Alden has spent years observing and documenting locations throughout Oakland where signs of the Hayward Fault are visible—sites that explained are noticeable “only with guidance and practice.” He has also documented locations of “fault zone station” markers—small indicators laid out across the fault trace, easily missed by casual passersby, which are regularly monitored by a team of scientists from San Francisco State University who specialize in tracking seismic movements.
Alden revisits these areas every few years to capture images that show the warping and shifting of sidewalks and deep cracks in the pavement.
The Oaklandside met with Alden at the corner of 39th and Victor avenues in Redwood Heights, one of the fault locations he mentions in the book and on his blog. He pointed out the shifting of the sidewalk caused by seismic activity there and a marker a few feet away on the ground, which scientists have been monitoring since the 1970s.
“It’s been real steady, three to four millimeters a year. If you add it up, that’s 200 millimeters (over 7 inches). It’s appreciable,” he said of shifting caused by the fault since the ‘70s.


“This is an odd place,” he added, pointing to the area where 39th Avenue goes down a steep hill. There’s currently a reservoir running behind 39th Avenue.
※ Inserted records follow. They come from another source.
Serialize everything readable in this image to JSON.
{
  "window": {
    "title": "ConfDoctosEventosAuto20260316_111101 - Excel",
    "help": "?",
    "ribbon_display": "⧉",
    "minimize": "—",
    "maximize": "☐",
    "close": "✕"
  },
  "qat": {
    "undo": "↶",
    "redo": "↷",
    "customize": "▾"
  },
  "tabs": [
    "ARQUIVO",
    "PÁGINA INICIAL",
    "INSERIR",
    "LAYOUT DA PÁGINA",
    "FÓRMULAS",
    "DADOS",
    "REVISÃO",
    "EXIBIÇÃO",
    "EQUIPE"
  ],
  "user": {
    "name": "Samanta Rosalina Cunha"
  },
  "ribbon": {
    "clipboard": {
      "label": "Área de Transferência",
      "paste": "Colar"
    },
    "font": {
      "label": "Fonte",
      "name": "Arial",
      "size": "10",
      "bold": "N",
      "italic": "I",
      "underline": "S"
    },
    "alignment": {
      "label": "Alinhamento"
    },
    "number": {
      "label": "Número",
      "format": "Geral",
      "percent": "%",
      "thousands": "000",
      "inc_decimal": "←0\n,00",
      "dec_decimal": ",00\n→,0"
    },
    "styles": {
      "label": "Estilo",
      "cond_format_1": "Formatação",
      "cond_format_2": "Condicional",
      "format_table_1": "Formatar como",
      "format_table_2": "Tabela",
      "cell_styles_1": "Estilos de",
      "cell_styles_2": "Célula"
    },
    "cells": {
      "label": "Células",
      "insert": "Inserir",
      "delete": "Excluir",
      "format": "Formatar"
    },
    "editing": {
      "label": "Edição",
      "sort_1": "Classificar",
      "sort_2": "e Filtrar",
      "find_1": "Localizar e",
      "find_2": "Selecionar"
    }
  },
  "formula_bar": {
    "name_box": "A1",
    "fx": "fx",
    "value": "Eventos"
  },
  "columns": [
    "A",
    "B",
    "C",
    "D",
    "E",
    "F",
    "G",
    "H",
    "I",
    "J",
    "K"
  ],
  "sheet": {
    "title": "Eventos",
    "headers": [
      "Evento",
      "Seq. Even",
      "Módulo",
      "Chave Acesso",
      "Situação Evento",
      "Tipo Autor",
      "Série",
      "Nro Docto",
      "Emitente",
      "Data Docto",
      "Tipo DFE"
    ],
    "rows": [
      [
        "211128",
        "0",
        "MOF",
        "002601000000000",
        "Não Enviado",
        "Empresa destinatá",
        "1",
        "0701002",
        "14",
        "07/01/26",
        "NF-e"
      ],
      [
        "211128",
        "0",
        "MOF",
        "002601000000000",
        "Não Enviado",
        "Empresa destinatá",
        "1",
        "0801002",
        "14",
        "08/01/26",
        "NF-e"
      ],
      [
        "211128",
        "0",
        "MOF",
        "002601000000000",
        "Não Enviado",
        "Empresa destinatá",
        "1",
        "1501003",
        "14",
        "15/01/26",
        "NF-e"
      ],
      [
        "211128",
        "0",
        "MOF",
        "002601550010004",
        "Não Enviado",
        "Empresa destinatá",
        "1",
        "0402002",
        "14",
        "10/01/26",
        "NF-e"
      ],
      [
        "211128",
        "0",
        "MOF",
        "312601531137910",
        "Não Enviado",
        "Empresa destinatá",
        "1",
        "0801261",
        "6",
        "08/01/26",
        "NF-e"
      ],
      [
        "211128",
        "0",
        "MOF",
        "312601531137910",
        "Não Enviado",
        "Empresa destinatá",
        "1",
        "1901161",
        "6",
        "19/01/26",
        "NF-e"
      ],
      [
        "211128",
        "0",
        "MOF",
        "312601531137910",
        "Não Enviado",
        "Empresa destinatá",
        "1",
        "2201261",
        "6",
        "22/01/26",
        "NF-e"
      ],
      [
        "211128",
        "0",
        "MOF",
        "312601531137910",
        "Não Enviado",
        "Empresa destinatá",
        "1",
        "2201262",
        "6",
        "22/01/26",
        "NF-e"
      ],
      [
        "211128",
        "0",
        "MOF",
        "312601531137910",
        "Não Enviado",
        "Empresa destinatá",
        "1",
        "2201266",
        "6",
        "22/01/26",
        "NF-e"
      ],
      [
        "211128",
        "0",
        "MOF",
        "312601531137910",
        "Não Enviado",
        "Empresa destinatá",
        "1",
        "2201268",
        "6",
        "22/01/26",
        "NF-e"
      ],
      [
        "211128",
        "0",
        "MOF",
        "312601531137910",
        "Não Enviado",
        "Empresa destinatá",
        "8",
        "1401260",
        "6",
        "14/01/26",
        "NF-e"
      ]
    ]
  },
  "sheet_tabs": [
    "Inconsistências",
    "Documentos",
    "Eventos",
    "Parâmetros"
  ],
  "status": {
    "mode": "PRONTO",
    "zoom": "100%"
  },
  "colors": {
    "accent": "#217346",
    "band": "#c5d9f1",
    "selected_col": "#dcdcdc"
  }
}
But old maps from 1895 show there was once a body of water there, with streams running through the areas where there are now paved streets.
Revere Avenue and Marlow Drive in the Sheffield Village neighborhood is another area with visible cracking on the pavement (an area Alden described as “real dramatic). Another was in Berkeley, on Stonewall Road by the Claremont Hotel, he said. But that area has since been repaved.

In Oakland, Alden quipped, the longer it takes the city to repave streets, the more of an opportunity there is to go out and see these areas with the naked eye.
While there is a legitimate reason to fear the damage that a massive earthquake can cause, Alden suggested there is also much to learn from and appreciate about our local fault. In the book, he writes:
There’s far more to the Hayward fault than the immediate threat it poses. Patiently over millions of years, it has arranged Oakland’s landscape, affecting all of its parts—and the lives of those in them—in ways it takes a geologist to appreciate.
Alden hopes his work will enable Oakland residents to look at the city in a new way, to see how every rock, every grain of sand, and crack in the asphalt helps to define a city’s landscape.
“I want to inspire people, new geologists, the kids in the flats, to not just look at the hills, but go up and knock around in the woods, study the rocks, look at the views,” he said. “And I want everybody in the hills to look at the flats and think about what they represent and go down to the shore.”
As part of his book tour, Alden will be appearing at various speaking engagements in the Bay Area through the end of June.